João Koritar
João Koritar

Reputation: 89

XPath - Get just some part of the attribute value or text node

Well, I have the following html that I want to get the @data-coords attribute from, but I want the latitude and longitude to be in different variables. See html bellow:

<div id="gmap-container">
    <div id="gmap-value" data-coords="-26.995548880319042,-48.633818457672135,16,150">
        ...
    </div>
</div>

If I use //div[@id='gmap-imovel']/@data-coords as XPath, it returns the entire thing from @data-coords attribute.

My Python code is something like that:

xpaths = {
    "parser_lat": "//div[@id='gmap-value']/@data-coords", 
    "parser_lon": "//div[@id='gmap-value']/@data-coords"
}

latitude: str = parsel.Selector().xpath(xpaths['parser_lat']).extract_first()
longitude: str = parsel.Selector().xpath(xpaths['parser_lon']).extract_first()

return latitude, longitude

I would like to get the latitude and longitude splitted as mentioned above, I know that I can add regular expression to the Python code to get what I want, but that way would break the pipe for others websites. Example using regular expression that I don't want to use:

regex_expression = r'^-(\d+\.\d+)'

latitude = re.findall(regex_expression, '-26.995548880319042,-48.633818457672135,16,150')[0]
longitude = re.findall(regex_expression, '-26.995548880319042,-48.633818457672135,16,150')[1]
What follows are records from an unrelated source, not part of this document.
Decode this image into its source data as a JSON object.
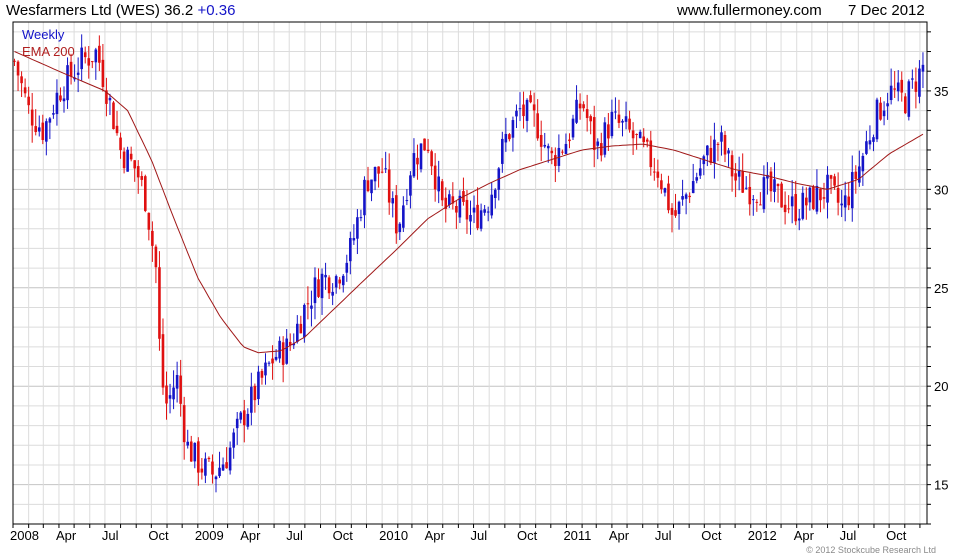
{
  "header": {
    "title": "Wesfarmers Ltd (WES) 36.2",
    "change": "+0.36",
    "site": "www.fullermoney.com",
    "date": "7 Dec 2012"
  },
  "legend": {
    "weekly": "Weekly",
    "ema": "EMA 200"
  },
  "credit": "© 2012 Stockcube Research Ltd",
  "colors": {
    "up": "#1414c8",
    "down": "#e01010",
    "ema": "#a01818",
    "grid": "#dcdcdc",
    "border": "#000000"
  },
  "chart_data": {
    "type": "candlestick",
    "title": "Wesfarmers Ltd (WES) 36.2 +0.36",
    "frequency": "Weekly",
    "x_range": [
      "2008-01-04",
      "2012-12-07"
    ],
    "ylim": [
      13.0,
      38.5
    ],
    "y_ticks": [
      15,
      20,
      25,
      30,
      35
    ],
    "x_ticks": [
      {
        "label": "2008",
        "date": "2008-01-01"
      },
      {
        "label": "Apr",
        "date": "2008-04-01"
      },
      {
        "label": "Jul",
        "date": "2008-07-01"
      },
      {
        "label": "Oct",
        "date": "2008-10-01"
      },
      {
        "label": "2009",
        "date": "2009-01-01"
      },
      {
        "label": "Apr",
        "date": "2009-04-01"
      },
      {
        "label": "Jul",
        "date": "2009-07-01"
      },
      {
        "label": "Oct",
        "date": "2009-10-01"
      },
      {
        "label": "2010",
        "date": "2010-01-01"
      },
      {
        "label": "Apr",
        "date": "2010-04-01"
      },
      {
        "label": "Jul",
        "date": "2010-07-01"
      },
      {
        "label": "Oct",
        "date": "2010-10-01"
      },
      {
        "label": "2011",
        "date": "2011-01-01"
      },
      {
        "label": "Apr",
        "date": "2011-04-01"
      },
      {
        "label": "Jul",
        "date": "2011-07-01"
      },
      {
        "label": "Oct",
        "date": "2011-10-01"
      },
      {
        "label": "2012",
        "date": "2012-01-01"
      },
      {
        "label": "Apr",
        "date": "2012-04-01"
      },
      {
        "label": "Jul",
        "date": "2012-07-01"
      },
      {
        "label": "Oct",
        "date": "2012-10-01"
      }
    ],
    "grid": true,
    "price_path": [
      [
        "2008-01-04",
        36.5
      ],
      [
        "2008-02-01",
        34.0
      ],
      [
        "2008-03-01",
        33.0
      ],
      [
        "2008-04-01",
        35.0
      ],
      [
        "2008-05-15",
        36.5
      ],
      [
        "2008-06-15",
        37.0
      ],
      [
        "2008-07-10",
        34.5
      ],
      [
        "2008-08-01",
        32.0
      ],
      [
        "2008-09-01",
        31.0
      ],
      [
        "2008-09-20",
        29.5
      ],
      [
        "2008-10-10",
        26.0
      ],
      [
        "2008-10-20",
        20.5
      ],
      [
        "2008-11-01",
        19.0
      ],
      [
        "2008-11-20",
        20.5
      ],
      [
        "2008-12-10",
        17.0
      ],
      [
        "2009-01-05",
        16.0
      ],
      [
        "2009-02-01",
        15.5
      ],
      [
        "2009-03-01",
        16.5
      ],
      [
        "2009-04-01",
        18.5
      ],
      [
        "2009-05-01",
        20.0
      ],
      [
        "2009-06-01",
        21.5
      ],
      [
        "2009-07-01",
        22.0
      ],
      [
        "2009-08-01",
        24.0
      ],
      [
        "2009-09-01",
        25.5
      ],
      [
        "2009-10-01",
        25.5
      ],
      [
        "2009-11-01",
        27.0
      ],
      [
        "2009-12-01",
        30.5
      ],
      [
        "2010-01-01",
        31.0
      ],
      [
        "2010-02-01",
        28.0
      ],
      [
        "2010-03-01",
        31.5
      ],
      [
        "2010-04-01",
        32.5
      ],
      [
        "2010-05-01",
        29.0
      ],
      [
        "2010-06-01",
        29.0
      ],
      [
        "2010-07-01",
        28.5
      ],
      [
        "2010-08-01",
        29.5
      ],
      [
        "2010-09-01",
        32.5
      ],
      [
        "2010-10-01",
        34.0
      ],
      [
        "2010-11-01",
        33.5
      ],
      [
        "2010-12-01",
        31.5
      ],
      [
        "2011-01-01",
        32.5
      ],
      [
        "2011-02-01",
        34.5
      ],
      [
        "2011-03-01",
        32.0
      ],
      [
        "2011-04-01",
        33.5
      ],
      [
        "2011-05-01",
        33.0
      ],
      [
        "2011-06-01",
        32.0
      ],
      [
        "2011-07-01",
        31.0
      ],
      [
        "2011-08-01",
        28.5
      ],
      [
        "2011-09-01",
        30.0
      ],
      [
        "2011-10-01",
        31.5
      ],
      [
        "2011-11-01",
        32.5
      ],
      [
        "2011-12-01",
        30.5
      ],
      [
        "2012-01-01",
        30.0
      ],
      [
        "2012-02-01",
        30.0
      ],
      [
        "2012-03-01",
        29.5
      ],
      [
        "2012-04-01",
        29.0
      ],
      [
        "2012-05-01",
        29.5
      ],
      [
        "2012-06-01",
        30.0
      ],
      [
        "2012-07-01",
        29.0
      ],
      [
        "2012-08-01",
        31.0
      ],
      [
        "2012-09-01",
        33.5
      ],
      [
        "2012-10-01",
        35.0
      ],
      [
        "2012-11-01",
        34.5
      ],
      [
        "2012-12-07",
        36.2
      ]
    ],
    "ema_200": [
      [
        "2008-01-04",
        37.0
      ],
      [
        "2008-04-01",
        36.0
      ],
      [
        "2008-07-01",
        35.0
      ],
      [
        "2008-08-15",
        34.0
      ],
      [
        "2008-10-01",
        31.5
      ],
      [
        "2008-11-15",
        28.5
      ],
      [
        "2009-01-01",
        25.5
      ],
      [
        "2009-02-15",
        23.5
      ],
      [
        "2009-04-01",
        22.0
      ],
      [
        "2009-05-01",
        21.7
      ],
      [
        "2009-06-15",
        21.8
      ],
      [
        "2009-08-01",
        22.5
      ],
      [
        "2009-10-01",
        24.0
      ],
      [
        "2009-12-01",
        25.5
      ],
      [
        "2010-02-01",
        27.0
      ],
      [
        "2010-04-01",
        28.5
      ],
      [
        "2010-06-01",
        29.5
      ],
      [
        "2010-08-01",
        30.3
      ],
      [
        "2010-10-01",
        31.0
      ],
      [
        "2010-12-01",
        31.5
      ],
      [
        "2011-02-01",
        32.0
      ],
      [
        "2011-04-01",
        32.2
      ],
      [
        "2011-06-01",
        32.3
      ],
      [
        "2011-08-01",
        32.0
      ],
      [
        "2011-10-01",
        31.5
      ],
      [
        "2011-12-01",
        31.0
      ],
      [
        "2012-02-01",
        30.7
      ],
      [
        "2012-04-01",
        30.3
      ],
      [
        "2012-06-01",
        30.0
      ],
      [
        "2012-08-01",
        30.5
      ],
      [
        "2012-10-01",
        31.8
      ],
      [
        "2012-12-07",
        32.8
      ]
    ],
    "series": [
      {
        "name": "Weekly"
      },
      {
        "name": "EMA 200"
      }
    ]
  }
}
This example above would give me the -26.995548880319042 and -48.633818457672135 in their respective variables, but as I mentioned this will break the pipe to other websites.

I want to get this result I mentioned above only using XPath, like this:

parser_lat: regex('^-(\d+\.\d+)', //div[@id='gmap-imovel']/@data-coords)[0]
parser_lon: regex('^-(\d+\.\d+)', //div[@id='gmap-imovel']/@data-coords)[1]

and then use it in the first Python code example I gave.

I tried using substring but didn't worked for me.

Upvotes: 2

Views: 331

Answers (1)

Daniel Haley
Daniel Haley

Reputation: 52888

Try using substring-before() and substring-after() in your XPaths...

xpaths = {
    "parser_lat": "substring-before(//div[@id='gmap-value']/@data-coords, ',')", 
    "parser_lon": "substring-after(//div[@id='gmap-value']/@data-coords, ',')"
}

Upvotes: 1

Related Questions